Overcounting in combinatorics problem Disclaimer: this is a homework exercise, please don't give me the full solution! I'd just like a hint in the right direction.
A box contains 30 red balls, 30 white balls, and 30 blue
balls. If 10 balls are selected at random, without replacement,
what is the probability that at least one color will be
missing from the selection?

My reasoning so far has been to look at the event that every colour is present, and then just do $1 - $ that value. We can think of it as selecting 3 balls, one from each colour, and then filling the remaining 7 spaces with any other balls. Selecting 1 ball from 30 three times is $30^3$ combinations. Then, selecting 7 balls from 87 is $C_7^{87}$ combinations, and the total combinations is their product. However, this turns out to be larger than $C_{10}^{90}$, which is the total amount of ways 10 balls can be selected from 90 balls.

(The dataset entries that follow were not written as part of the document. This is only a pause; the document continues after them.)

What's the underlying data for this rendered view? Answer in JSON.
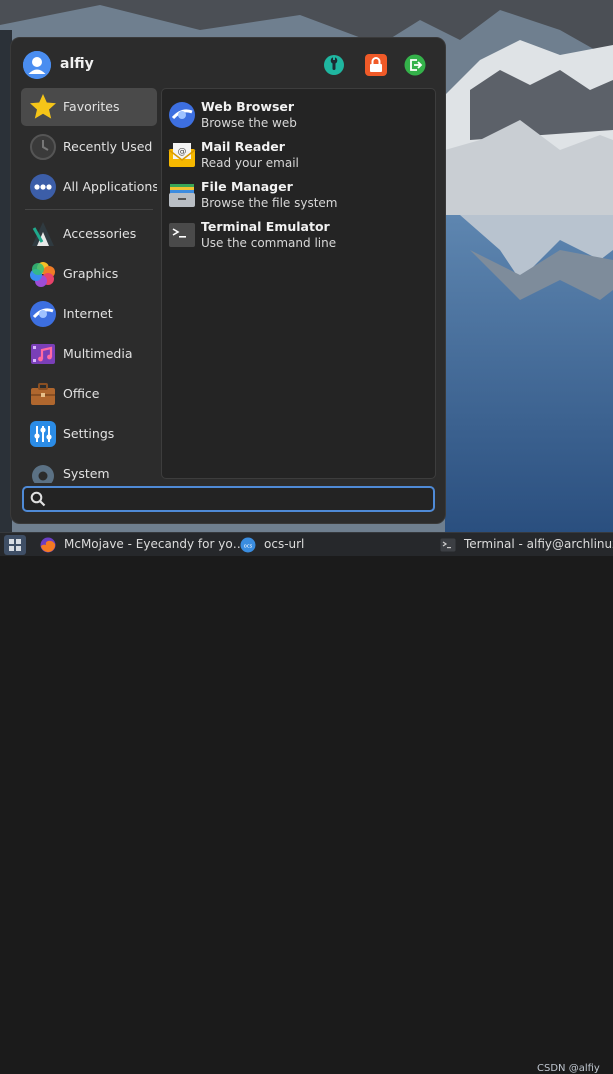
{
  "menu": {
    "username": "alfiy",
    "header_buttons": [
      "settings",
      "lock-screen",
      "log-out"
    ],
    "categories": [
      {
        "label": "Favorites",
        "icon": "star-icon",
        "active": true
      },
      {
        "label": "Recently Used",
        "icon": "clock-icon"
      },
      {
        "label": "All Applications",
        "icon": "all-apps-icon"
      },
      {
        "label": "Accessories",
        "icon": "accessories-icon"
      },
      {
        "label": "Graphics",
        "icon": "graphics-icon"
      },
      {
        "label": "Internet",
        "icon": "internet-icon"
      },
      {
        "label": "Multimedia",
        "icon": "multimedia-icon"
      },
      {
        "label": "Office",
        "icon": "office-icon"
      },
      {
        "label": "Settings",
        "icon": "settings-icon"
      },
      {
        "label": "System",
        "icon": "system-icon"
      }
    ],
    "apps": [
      {
        "name": "Web Browser",
        "description": "Browse the web",
        "icon": "web-browser-icon"
      },
      {
        "name": "Mail Reader",
        "description": "Read your email",
        "icon": "mail-reader-icon"
      },
      {
        "name": "File Manager",
        "description": "Browse the file system",
        "icon": "file-manager-icon"
      },
      {
        "name": "Terminal Emulator",
        "description": "Use the command line",
        "icon": "terminal-icon"
      }
    ],
    "search": {
      "value": "",
      "placeholder": ""
    }
  },
  "taskbar": {
    "items": [
      {
        "label": "McMojave - Eyecandy for yo…",
        "icon": "firefox-icon"
      },
      {
        "label": "ocs-url",
        "icon": "ocs-url-icon"
      },
      {
        "label": "Terminal - alfiy@archlinux:~",
        "icon": "terminal-icon"
      }
    ],
    "watermark": "CSDN @alfiy"
  },
  "colors": {
    "accent": "#4f8ad6",
    "panel": "#2c2c2c",
    "active_item": "#4a4a4a"
  }
}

Clearly, I've overcounted somewhere, but I have no idea where! I've been stuck on this for hours and I can't see where I'm going wrong.
 A: Let's try a similar problem with smaller numbers; then we can actually list all the possibilities and see which ones we've counted twice.
Suppose there are $3$ balls: 2 red balls and one blue ball. How many ways can we draw two balls (without replacement) so that at least one is red? Call the balls $r_1,r_2,$ and $b.$
Correct solution: There are three ways to draw two balls: $r_1r_2,r_1b,r_2b$, and every one of them has at least one red ball, so the answer is $3.$
Incorrect solution: We need at least one red ball, so start by drawing a red ball: $2$ possibilities. Then draw a second ball, we don't care what color it is: $2$ possibilities. So the answer is $2\times2=4.$ What went wrong? The $4$ combinations we counted are $r_1r_2,r_1b,r_2r_1,r_2b.$ Oops, the case "draw both red balls" was counted twice!
Your mistake was where you said "We can think of it as selecting 3 balls, one from each colour, and then filling the remaining 7 spaces with any other balls."
A: hint: are the balls of each color distinguishable ? 
A: The total number of ways you can pick $10$ balls out of $90$ is $\binom{90}{10}$. In how many ways can you pick $10$ balls excluding one colour and two colours, respectively?